In Limassol, there's more things to do, more amenities, more services, more group classes etc... and doesn't feel run down and stuck in the 70s/80s like Larnaca does to me. In fact with all the projects and developments still going on and with the natural gas finds Limassol would be an excellent investment at this moment in time if you can afford to buy something. 

Quite frankly when you say Larnaca to me the only thing I can think of is the finikoudes area which is nice for a cup of coffee and the airport. I would even pick Paphos over Larnaca if Limassol is not your cup of tea, at least you'd be able to find more things there even though it's a smaller place.

In terms of your questions. Internet is fine, you can get ADSL almost everywhere but maybe some remote village locations. I would be shocked if you had a problem with this in Paphos, Larnaca or Limassol. 

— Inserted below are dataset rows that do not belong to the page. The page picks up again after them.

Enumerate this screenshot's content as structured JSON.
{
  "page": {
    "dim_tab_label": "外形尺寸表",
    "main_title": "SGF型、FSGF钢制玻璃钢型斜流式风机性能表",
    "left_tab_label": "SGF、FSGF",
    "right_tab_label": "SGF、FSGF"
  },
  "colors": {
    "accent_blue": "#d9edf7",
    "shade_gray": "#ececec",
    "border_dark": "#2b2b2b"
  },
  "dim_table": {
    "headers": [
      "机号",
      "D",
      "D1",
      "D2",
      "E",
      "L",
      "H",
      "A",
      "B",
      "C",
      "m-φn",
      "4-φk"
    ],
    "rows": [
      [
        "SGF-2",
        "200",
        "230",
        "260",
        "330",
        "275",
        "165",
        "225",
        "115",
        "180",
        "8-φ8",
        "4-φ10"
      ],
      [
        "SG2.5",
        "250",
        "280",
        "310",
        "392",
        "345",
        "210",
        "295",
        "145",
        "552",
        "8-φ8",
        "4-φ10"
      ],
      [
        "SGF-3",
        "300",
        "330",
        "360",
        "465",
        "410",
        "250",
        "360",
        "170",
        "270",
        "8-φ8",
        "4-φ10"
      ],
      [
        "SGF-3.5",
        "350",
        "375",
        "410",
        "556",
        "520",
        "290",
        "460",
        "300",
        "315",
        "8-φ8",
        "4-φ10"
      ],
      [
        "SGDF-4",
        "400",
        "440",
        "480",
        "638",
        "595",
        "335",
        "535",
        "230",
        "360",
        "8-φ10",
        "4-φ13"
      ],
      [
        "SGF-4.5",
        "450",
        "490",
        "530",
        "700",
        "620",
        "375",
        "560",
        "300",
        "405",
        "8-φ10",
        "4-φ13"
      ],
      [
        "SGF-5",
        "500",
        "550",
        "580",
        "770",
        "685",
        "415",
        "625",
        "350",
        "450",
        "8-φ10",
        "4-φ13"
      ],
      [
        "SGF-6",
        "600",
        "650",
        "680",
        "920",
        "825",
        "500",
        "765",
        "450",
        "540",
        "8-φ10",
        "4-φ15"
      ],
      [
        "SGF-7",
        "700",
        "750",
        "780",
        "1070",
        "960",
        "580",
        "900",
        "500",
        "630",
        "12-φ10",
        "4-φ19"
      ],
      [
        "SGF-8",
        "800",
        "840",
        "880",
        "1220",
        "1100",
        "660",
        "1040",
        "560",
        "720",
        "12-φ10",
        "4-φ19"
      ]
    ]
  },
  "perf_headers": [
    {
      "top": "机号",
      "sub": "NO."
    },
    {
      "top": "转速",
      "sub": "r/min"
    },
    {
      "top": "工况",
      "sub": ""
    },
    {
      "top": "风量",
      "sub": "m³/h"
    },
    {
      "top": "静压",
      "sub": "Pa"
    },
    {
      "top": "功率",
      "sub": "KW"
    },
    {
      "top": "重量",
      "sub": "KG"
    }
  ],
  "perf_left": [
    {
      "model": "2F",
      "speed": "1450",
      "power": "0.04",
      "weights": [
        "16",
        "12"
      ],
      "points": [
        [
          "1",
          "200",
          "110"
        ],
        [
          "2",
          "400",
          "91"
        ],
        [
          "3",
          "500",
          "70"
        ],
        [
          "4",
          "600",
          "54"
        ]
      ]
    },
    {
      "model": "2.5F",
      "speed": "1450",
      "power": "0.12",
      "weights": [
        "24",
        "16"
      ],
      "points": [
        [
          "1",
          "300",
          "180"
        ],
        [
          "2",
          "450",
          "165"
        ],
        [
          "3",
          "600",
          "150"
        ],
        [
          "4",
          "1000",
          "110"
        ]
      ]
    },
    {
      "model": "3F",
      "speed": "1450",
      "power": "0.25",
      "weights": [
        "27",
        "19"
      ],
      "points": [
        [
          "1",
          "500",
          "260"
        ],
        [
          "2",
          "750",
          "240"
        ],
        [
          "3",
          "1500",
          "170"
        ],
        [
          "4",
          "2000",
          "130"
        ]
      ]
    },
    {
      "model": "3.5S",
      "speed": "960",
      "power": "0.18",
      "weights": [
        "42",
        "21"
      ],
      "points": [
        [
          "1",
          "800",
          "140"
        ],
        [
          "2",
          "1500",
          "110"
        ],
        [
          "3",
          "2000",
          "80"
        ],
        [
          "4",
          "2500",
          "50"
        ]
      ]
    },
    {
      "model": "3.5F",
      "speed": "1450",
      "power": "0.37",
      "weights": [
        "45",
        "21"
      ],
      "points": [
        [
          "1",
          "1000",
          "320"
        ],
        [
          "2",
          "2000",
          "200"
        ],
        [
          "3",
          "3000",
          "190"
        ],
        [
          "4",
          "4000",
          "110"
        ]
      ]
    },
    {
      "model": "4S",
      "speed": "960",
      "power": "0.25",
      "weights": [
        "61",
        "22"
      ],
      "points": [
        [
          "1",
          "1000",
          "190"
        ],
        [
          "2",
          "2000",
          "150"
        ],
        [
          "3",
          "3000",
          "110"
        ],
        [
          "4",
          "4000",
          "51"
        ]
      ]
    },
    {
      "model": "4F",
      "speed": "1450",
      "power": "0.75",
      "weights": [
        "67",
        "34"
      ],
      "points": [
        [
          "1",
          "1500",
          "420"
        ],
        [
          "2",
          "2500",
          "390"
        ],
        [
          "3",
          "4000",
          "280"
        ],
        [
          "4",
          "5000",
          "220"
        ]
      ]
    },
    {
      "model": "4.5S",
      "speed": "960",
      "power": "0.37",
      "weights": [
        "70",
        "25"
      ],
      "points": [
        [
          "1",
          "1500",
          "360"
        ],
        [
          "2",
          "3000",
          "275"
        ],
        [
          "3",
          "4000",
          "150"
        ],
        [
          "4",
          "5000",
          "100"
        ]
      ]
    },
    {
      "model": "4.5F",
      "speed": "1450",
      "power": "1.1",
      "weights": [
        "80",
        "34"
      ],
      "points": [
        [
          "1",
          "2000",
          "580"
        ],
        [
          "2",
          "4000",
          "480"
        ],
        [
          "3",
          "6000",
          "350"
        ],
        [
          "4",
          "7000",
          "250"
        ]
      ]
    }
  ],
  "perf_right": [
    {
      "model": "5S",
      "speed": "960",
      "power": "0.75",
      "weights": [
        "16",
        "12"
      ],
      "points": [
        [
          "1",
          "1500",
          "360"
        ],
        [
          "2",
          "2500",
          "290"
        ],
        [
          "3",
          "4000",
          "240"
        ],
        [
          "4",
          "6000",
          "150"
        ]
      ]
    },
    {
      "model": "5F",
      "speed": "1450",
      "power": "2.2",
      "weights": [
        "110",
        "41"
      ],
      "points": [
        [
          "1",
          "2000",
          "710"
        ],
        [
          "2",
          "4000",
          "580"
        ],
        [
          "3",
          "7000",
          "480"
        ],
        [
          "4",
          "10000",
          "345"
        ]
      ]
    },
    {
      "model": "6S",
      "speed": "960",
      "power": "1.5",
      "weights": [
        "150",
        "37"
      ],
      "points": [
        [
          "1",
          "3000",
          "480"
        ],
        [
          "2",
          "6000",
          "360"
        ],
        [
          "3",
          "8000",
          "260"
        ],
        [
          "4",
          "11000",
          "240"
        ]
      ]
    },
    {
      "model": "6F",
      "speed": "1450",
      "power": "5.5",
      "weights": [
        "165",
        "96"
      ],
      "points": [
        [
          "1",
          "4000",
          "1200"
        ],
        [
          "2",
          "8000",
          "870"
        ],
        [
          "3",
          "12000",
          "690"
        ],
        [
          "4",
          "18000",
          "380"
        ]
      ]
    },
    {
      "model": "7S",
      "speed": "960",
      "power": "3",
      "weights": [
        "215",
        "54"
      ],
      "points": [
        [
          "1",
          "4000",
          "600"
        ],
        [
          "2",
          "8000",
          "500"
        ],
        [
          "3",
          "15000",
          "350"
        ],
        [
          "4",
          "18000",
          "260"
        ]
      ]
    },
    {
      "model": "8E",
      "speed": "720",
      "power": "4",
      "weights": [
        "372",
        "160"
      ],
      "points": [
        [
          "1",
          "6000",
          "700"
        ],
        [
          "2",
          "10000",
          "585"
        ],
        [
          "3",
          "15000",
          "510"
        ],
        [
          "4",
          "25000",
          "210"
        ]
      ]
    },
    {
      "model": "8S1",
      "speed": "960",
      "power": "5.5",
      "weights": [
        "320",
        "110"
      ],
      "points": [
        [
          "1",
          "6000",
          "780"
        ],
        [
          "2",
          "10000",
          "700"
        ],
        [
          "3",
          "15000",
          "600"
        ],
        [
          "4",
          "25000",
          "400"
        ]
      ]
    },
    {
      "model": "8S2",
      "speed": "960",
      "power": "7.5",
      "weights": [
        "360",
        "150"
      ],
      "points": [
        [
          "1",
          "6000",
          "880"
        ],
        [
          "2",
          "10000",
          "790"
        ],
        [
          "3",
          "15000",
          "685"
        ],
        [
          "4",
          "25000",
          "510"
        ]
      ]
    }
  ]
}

With regards to renting what's your budget? For Limassol and based on what you are after I recommend looking at Potamos Germasogeia (Yermasoyia spelling maybe on some sites) area as well as Santa Barbara or Meridien vicinities. I wouldn't be worried about the tourist influx/nightsclub etc.. in Limassol, these are spread out and nowhere near as in your face as Ayia Napa or located in one single area as in Pafos. 

I would recommend looking at HomeAway Holiday-Rentals. UK's No. 1 for self catering villas, apartments & cottage holidays in Spain, Portugal, France, Florida, Italy & worldwide. - even though this is for short-term rentals if you see something you like I can almost guarantee that if you put in a much lower offer for a long-term rent they will bite your hand off, having a tenant in for the winter months as well would be most welcome and more stable option for them. When making an offer think of their costs of having to bring someone in to clean the place every time someone rents the place for a couple of weeks and the money they won't be getting during off-peak.

Art supplies/materials I have seen a shop in Limassol dedicated to this, it evades me where though right now. Galleries, grab the Cyprus Weekly and have a look, a number of places to visit. 

Transport, during the off-season you could probably rent long-term for around 300 euros a month if you shop around to begin with.

Plenty of dining out, many cuisines, from local, fish, sushi, indian etc.. 

Shopping, there's a couple of main shopping streets in Limassol and now there's a mall as well with all the international brands.


----------